The "Stewards of Cultural Heritage (SoCH) Program" aims to prepare five Syrian heritage specialists for the post-conflict period in Syria. Doing so, it provides workshops, seminars or conservation projects. Furthermore, the awardees are carrying out their individual studies, including an oral history project, different projects to restore and preserve heritage sites in Aleppo or preparing non-formal educational material for Syrian children about their cultural heritage. Diana Miznazi is the coordinator of the project - in an interview, she reports how the project will help Syrians reviving their identity and educating younger generations about their cultural heritage.
"An integral part of the post-conflict recovery process"
Diana Miznazi coordinates the Stewards of Cultural Heritage
L.I.S.A.: What is the project about? And who are the Stewards of Cultural Heritage?
Miznazi: In response to the massive destruction of the Syrian Cultural Heritage, with the overall aim of safeguarding this heritage and as a part of the Zero Hour - A future for the post-crisis period project, the German Archaeological Institute (DAI), Istanbul Department, launched the “Stewards of Cultural Heritage- SoCH” project in October 2016. The SoCH project is a 24 months scholarship program, which is co-funded by the Gerda Henkel Foundation. The Stewards of Cultural Heritage are five Syrian heritage specialists (archaeologists and architects) based in Turkey, who were chosen to carry out their own proposed projects within the framework of their training and in preparation for post-conflict period in Syria. To facilitate these projects, the program is based on two main educational elements; workshops and seminars and a practical conservation project carried out in an archaeological site in South-East Turkey.
L.I.S.A.: What is your role in the project and why do you do it?
Miznazi: I have been coordinating the SoCH project for over a year now. I chose to be involved in this project, as I believe in the utmost importance of educating the Syrians about cultural heritage, so they can have a positive active role in the reconstruction of their country when the conflict is over.
"It helps reviving the national identity"
L.I.S.A.: The project aims at documenting and educating the younger generations about their Cultural Heritage. Why do you think such preservation is so important in Syria and how do you think this can help shape the future of the country?

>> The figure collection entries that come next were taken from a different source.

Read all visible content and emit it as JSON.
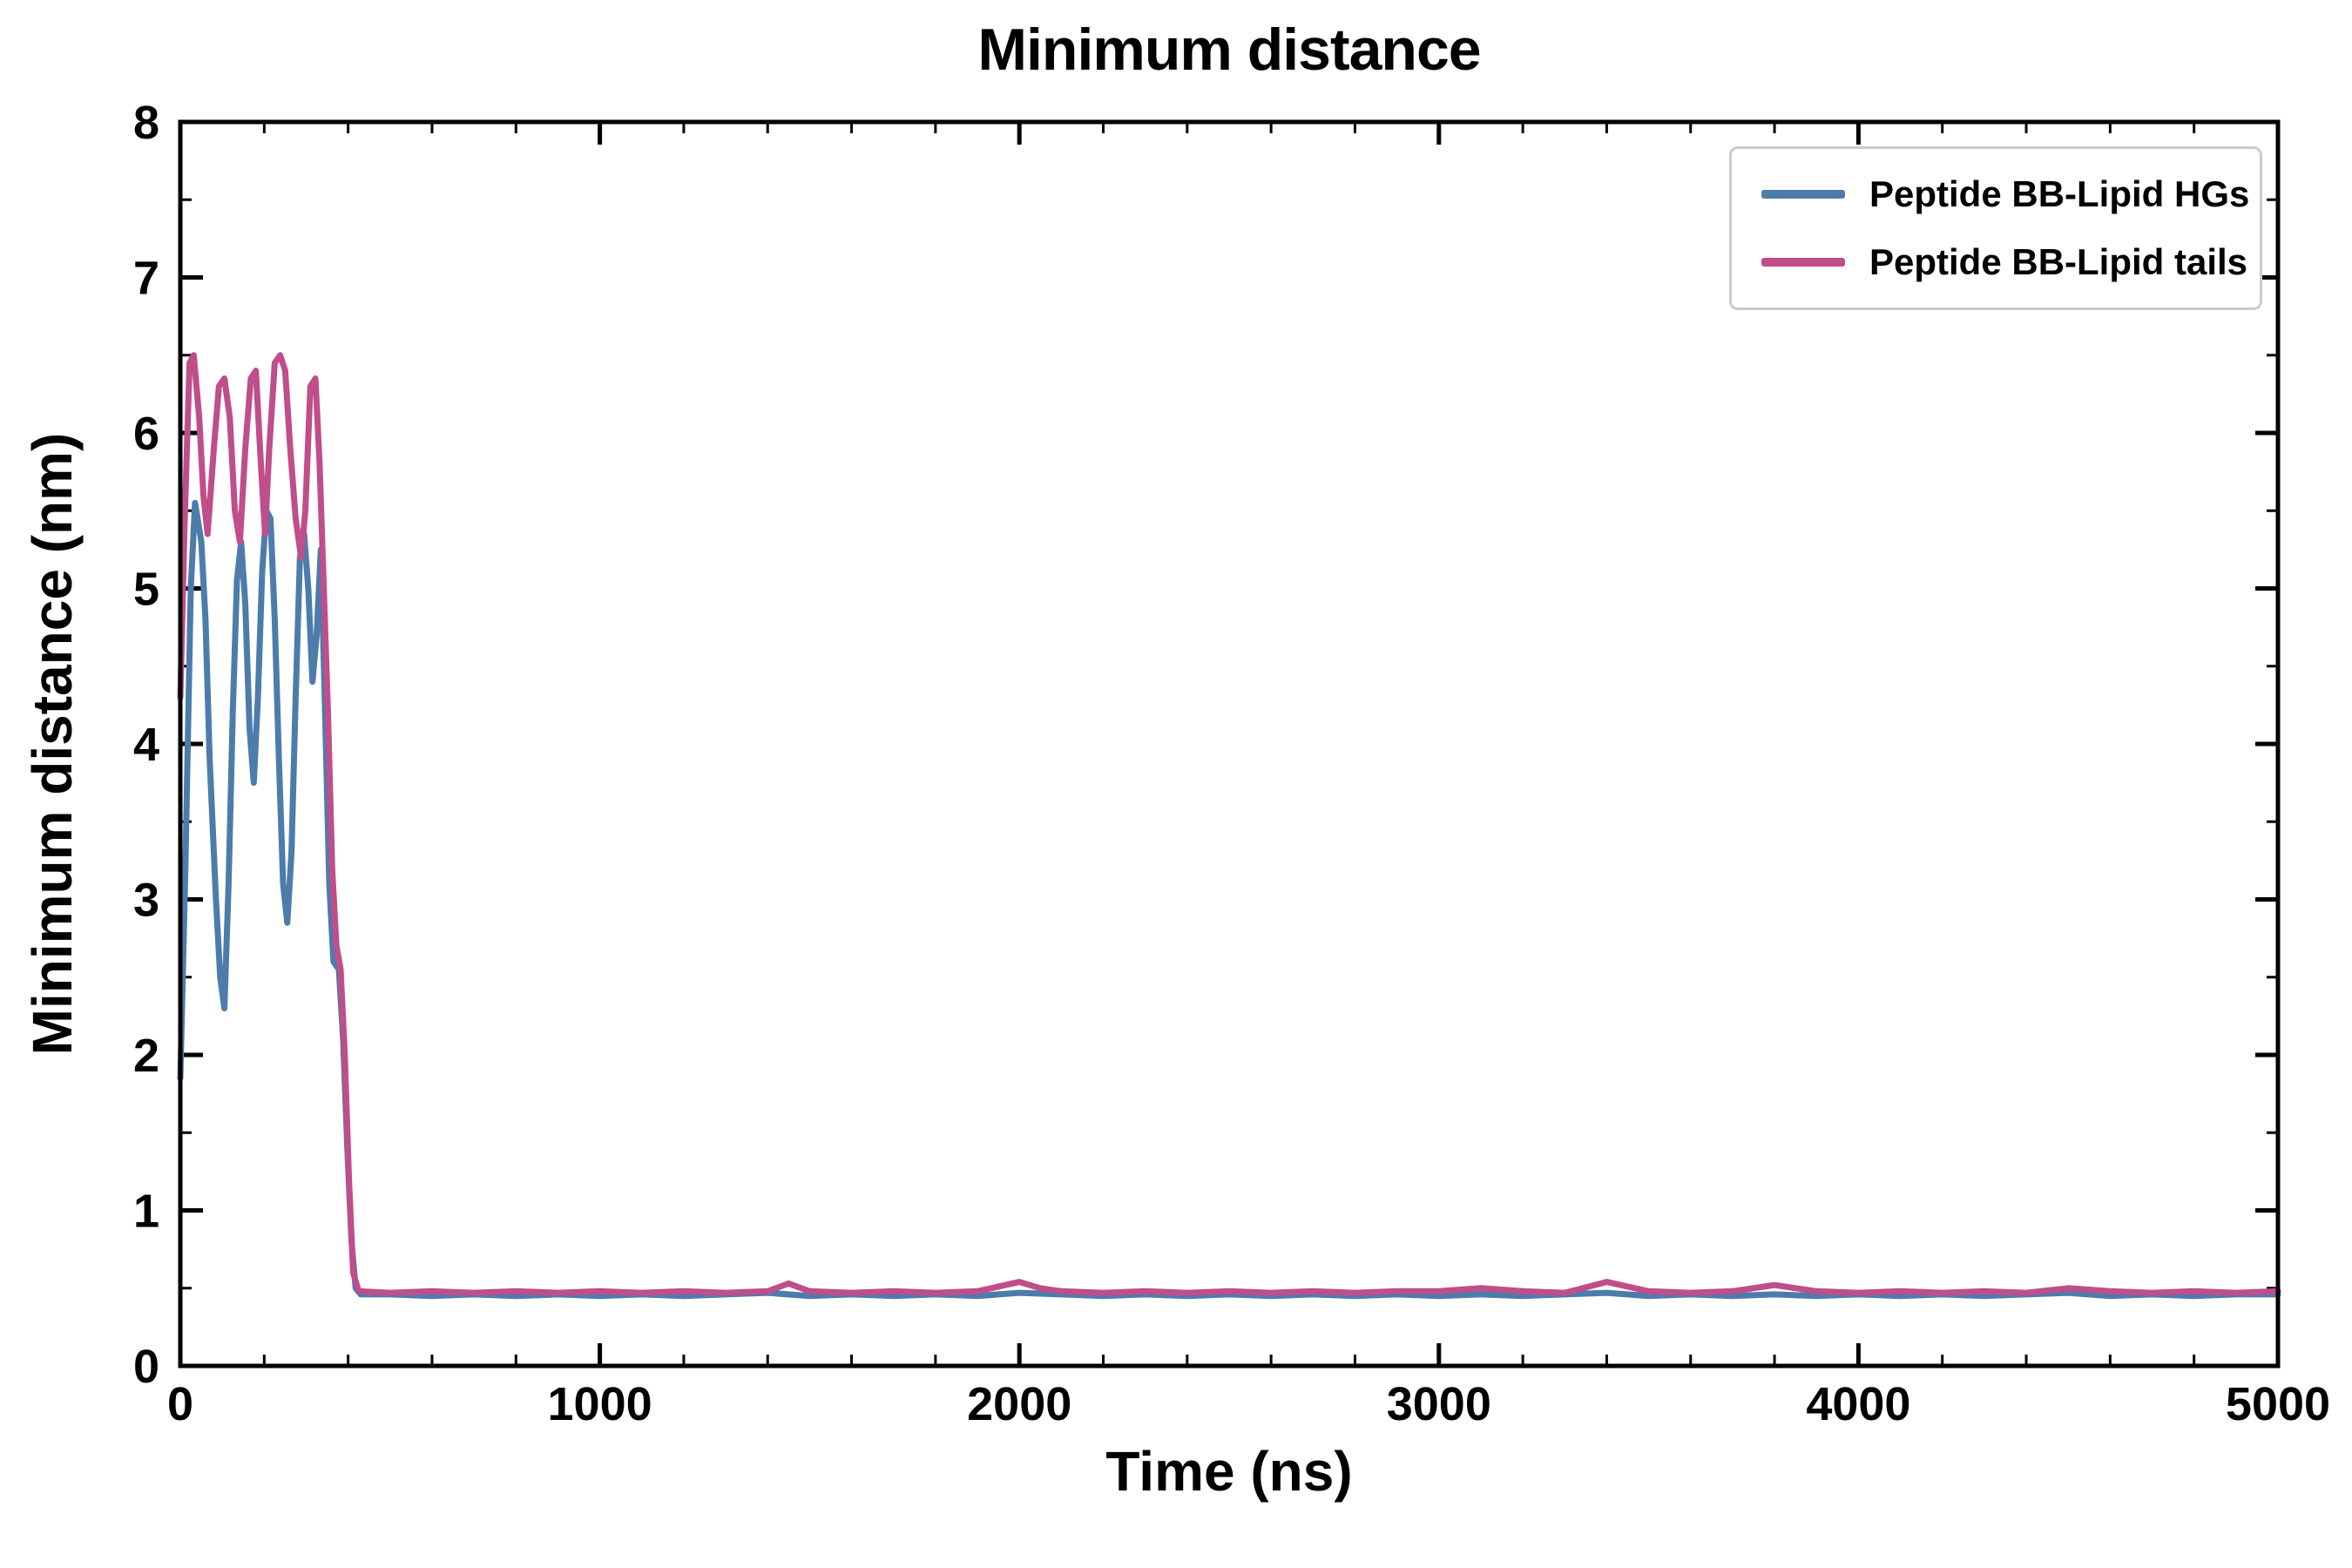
{
  "chart_data": {
    "type": "line",
    "title": "Minimum distance",
    "xlabel": "Time (ns)",
    "ylabel": "Minimum distance (nm)",
    "xlim": [
      0,
      5000
    ],
    "ylim": [
      0,
      8
    ],
    "xticks": [
      0,
      1000,
      2000,
      3000,
      4000,
      5000
    ],
    "yticks": [
      0,
      1,
      2,
      3,
      4,
      5,
      6,
      7,
      8
    ],
    "x_minor_step": 200,
    "y_minor_step": 0.5,
    "grid": false,
    "legend_position": "upper right",
    "axis_color": "#000000",
    "series": [
      {
        "name": "Peptide BB-Lipid HGs",
        "color": "#4c7cac",
        "points": [
          [
            0,
            1.85
          ],
          [
            12,
            3.2
          ],
          [
            25,
            5.0
          ],
          [
            35,
            5.55
          ],
          [
            50,
            5.3
          ],
          [
            60,
            4.8
          ],
          [
            70,
            3.9
          ],
          [
            85,
            3.0
          ],
          [
            95,
            2.5
          ],
          [
            105,
            2.3
          ],
          [
            115,
            3.1
          ],
          [
            125,
            4.2
          ],
          [
            135,
            5.05
          ],
          [
            145,
            5.3
          ],
          [
            155,
            4.9
          ],
          [
            165,
            4.1
          ],
          [
            175,
            3.75
          ],
          [
            185,
            4.3
          ],
          [
            195,
            5.1
          ],
          [
            205,
            5.5
          ],
          [
            215,
            5.45
          ],
          [
            225,
            4.8
          ],
          [
            235,
            3.9
          ],
          [
            245,
            3.1
          ],
          [
            255,
            2.85
          ],
          [
            265,
            3.3
          ],
          [
            275,
            4.3
          ],
          [
            285,
            5.2
          ],
          [
            295,
            5.35
          ],
          [
            305,
            5.0
          ],
          [
            315,
            4.4
          ],
          [
            325,
            4.7
          ],
          [
            335,
            5.25
          ],
          [
            345,
            4.2
          ],
          [
            355,
            3.1
          ],
          [
            365,
            2.6
          ],
          [
            378,
            2.55
          ],
          [
            388,
            2.1
          ],
          [
            398,
            1.4
          ],
          [
            408,
            0.8
          ],
          [
            418,
            0.5
          ],
          [
            430,
            0.46
          ],
          [
            500,
            0.46
          ],
          [
            600,
            0.45
          ],
          [
            700,
            0.46
          ],
          [
            800,
            0.45
          ],
          [
            900,
            0.46
          ],
          [
            1000,
            0.45
          ],
          [
            1100,
            0.46
          ],
          [
            1200,
            0.45
          ],
          [
            1300,
            0.46
          ],
          [
            1400,
            0.47
          ],
          [
            1500,
            0.45
          ],
          [
            1600,
            0.46
          ],
          [
            1700,
            0.45
          ],
          [
            1800,
            0.46
          ],
          [
            1900,
            0.45
          ],
          [
            2000,
            0.47
          ],
          [
            2100,
            0.46
          ],
          [
            2200,
            0.45
          ],
          [
            2300,
            0.46
          ],
          [
            2400,
            0.45
          ],
          [
            2500,
            0.46
          ],
          [
            2600,
            0.45
          ],
          [
            2700,
            0.46
          ],
          [
            2800,
            0.45
          ],
          [
            2900,
            0.46
          ],
          [
            3000,
            0.45
          ],
          [
            3100,
            0.46
          ],
          [
            3200,
            0.45
          ],
          [
            3300,
            0.46
          ],
          [
            3400,
            0.47
          ],
          [
            3500,
            0.45
          ],
          [
            3600,
            0.46
          ],
          [
            3700,
            0.45
          ],
          [
            3800,
            0.46
          ],
          [
            3900,
            0.45
          ],
          [
            4000,
            0.46
          ],
          [
            4100,
            0.45
          ],
          [
            4200,
            0.46
          ],
          [
            4300,
            0.45
          ],
          [
            4400,
            0.46
          ],
          [
            4500,
            0.47
          ],
          [
            4600,
            0.45
          ],
          [
            4700,
            0.46
          ],
          [
            4800,
            0.45
          ],
          [
            4900,
            0.46
          ],
          [
            5000,
            0.46
          ]
        ]
      },
      {
        "name": "Peptide BB-Lipid tails",
        "color": "#bf4e8a",
        "points": [
          [
            0,
            4.3
          ],
          [
            10,
            5.4
          ],
          [
            22,
            6.45
          ],
          [
            32,
            6.5
          ],
          [
            45,
            6.1
          ],
          [
            55,
            5.6
          ],
          [
            65,
            5.35
          ],
          [
            80,
            5.9
          ],
          [
            92,
            6.3
          ],
          [
            105,
            6.35
          ],
          [
            118,
            6.1
          ],
          [
            130,
            5.5
          ],
          [
            142,
            5.3
          ],
          [
            155,
            5.9
          ],
          [
            168,
            6.35
          ],
          [
            180,
            6.4
          ],
          [
            192,
            5.8
          ],
          [
            202,
            5.35
          ],
          [
            212,
            5.9
          ],
          [
            225,
            6.45
          ],
          [
            238,
            6.5
          ],
          [
            250,
            6.4
          ],
          [
            262,
            5.9
          ],
          [
            275,
            5.45
          ],
          [
            288,
            5.2
          ],
          [
            298,
            5.5
          ],
          [
            310,
            6.3
          ],
          [
            322,
            6.35
          ],
          [
            332,
            5.8
          ],
          [
            342,
            5.0
          ],
          [
            352,
            4.2
          ],
          [
            362,
            3.2
          ],
          [
            372,
            2.7
          ],
          [
            382,
            2.55
          ],
          [
            392,
            2.0
          ],
          [
            402,
            1.2
          ],
          [
            412,
            0.6
          ],
          [
            425,
            0.48
          ],
          [
            500,
            0.47
          ],
          [
            600,
            0.48
          ],
          [
            700,
            0.47
          ],
          [
            800,
            0.48
          ],
          [
            900,
            0.47
          ],
          [
            1000,
            0.48
          ],
          [
            1100,
            0.47
          ],
          [
            1200,
            0.48
          ],
          [
            1300,
            0.47
          ],
          [
            1400,
            0.48
          ],
          [
            1450,
            0.53
          ],
          [
            1500,
            0.48
          ],
          [
            1600,
            0.47
          ],
          [
            1700,
            0.48
          ],
          [
            1800,
            0.47
          ],
          [
            1900,
            0.48
          ],
          [
            2000,
            0.54
          ],
          [
            2050,
            0.5
          ],
          [
            2100,
            0.48
          ],
          [
            2200,
            0.47
          ],
          [
            2300,
            0.48
          ],
          [
            2400,
            0.47
          ],
          [
            2500,
            0.48
          ],
          [
            2600,
            0.47
          ],
          [
            2700,
            0.48
          ],
          [
            2800,
            0.47
          ],
          [
            2900,
            0.48
          ],
          [
            3000,
            0.48
          ],
          [
            3100,
            0.5
          ],
          [
            3200,
            0.48
          ],
          [
            3300,
            0.47
          ],
          [
            3400,
            0.54
          ],
          [
            3500,
            0.48
          ],
          [
            3600,
            0.47
          ],
          [
            3700,
            0.48
          ],
          [
            3800,
            0.52
          ],
          [
            3900,
            0.48
          ],
          [
            4000,
            0.47
          ],
          [
            4100,
            0.48
          ],
          [
            4200,
            0.47
          ],
          [
            4300,
            0.48
          ],
          [
            4400,
            0.47
          ],
          [
            4500,
            0.5
          ],
          [
            4600,
            0.48
          ],
          [
            4700,
            0.47
          ],
          [
            4800,
            0.48
          ],
          [
            4900,
            0.47
          ],
          [
            5000,
            0.48
          ]
        ]
      }
    ]
  }
}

Miznazi: Tangible and intangible heritage can be lost forever during a conflict like the one taking place in Syria. Cultural heritage is as an integral part of the post-conflict recovery process, even in its earlier stages, for it helps reviving the national identity of the conflict-affected community and is an essential contributor to conflict resolution. The younger generation is the hope a country like Syria has left to recover its cultural identity and integrity. Therefore, each of five projects under a SoCH aims to contribute to the joint efforts carried out worldwide to preserve cultural heritage through documenting it and raising the public awareness about its importance.
L.I.S.A.: How does your project attempt to gather and protect the Syrian Cultural Heritage? And how do you think the interaction between the multiple projects and scholarship holders can be beneficial to the success of the project?
Miznazi: Each of the projects carried out by the stewards focuses on researching one aspect of Syrian cultural heritage protection. For example, one of the projects is preparing a restoration plan for a certain building in Aleppo, whereas another is preparing a catalogue of not-very-well documented sites in the Syrian Desert using local resources…etc. Such researches are an indispensable tool during the reconstruction planning and execution. We have tried to integrate the stewards as much as possible within other Syrian researches’ networks to avoid duplication of work and broaden their research horizon. Such networking is highly beneficial to their projects, especially for obtaining missing information –necessary for their research- that can be provided by other members of the network.
L.I.S.A.: While discussing the projects’ goals, several Syrian experts have mentioned the nation’s future success. How would you define the objective or future goal of the project?
Miznazi: The conflict in Syria has not only destroyed cultural properties, but also displaced the people capable of preserving such properties. As there is no possibility to interfere to protect cultural heritage directly in Syria at the moment, SoCH aims to offer –at least some of- these displaced scholars a chance to continue their scientific work in Turkey. At the same time, the project promotes the stewards’ further education in the areas of cultural preservation in different universities here in Turkey. SoCH aims through the above mentioned to contribute to building the national capacities of Syrian scholars so they can take part in planning the country’s reconstruction. Post-conflict reconstruction can only be successful with the active participation of the local expertise in such process on all levels.
Diana Miznazi answered the questions in written form.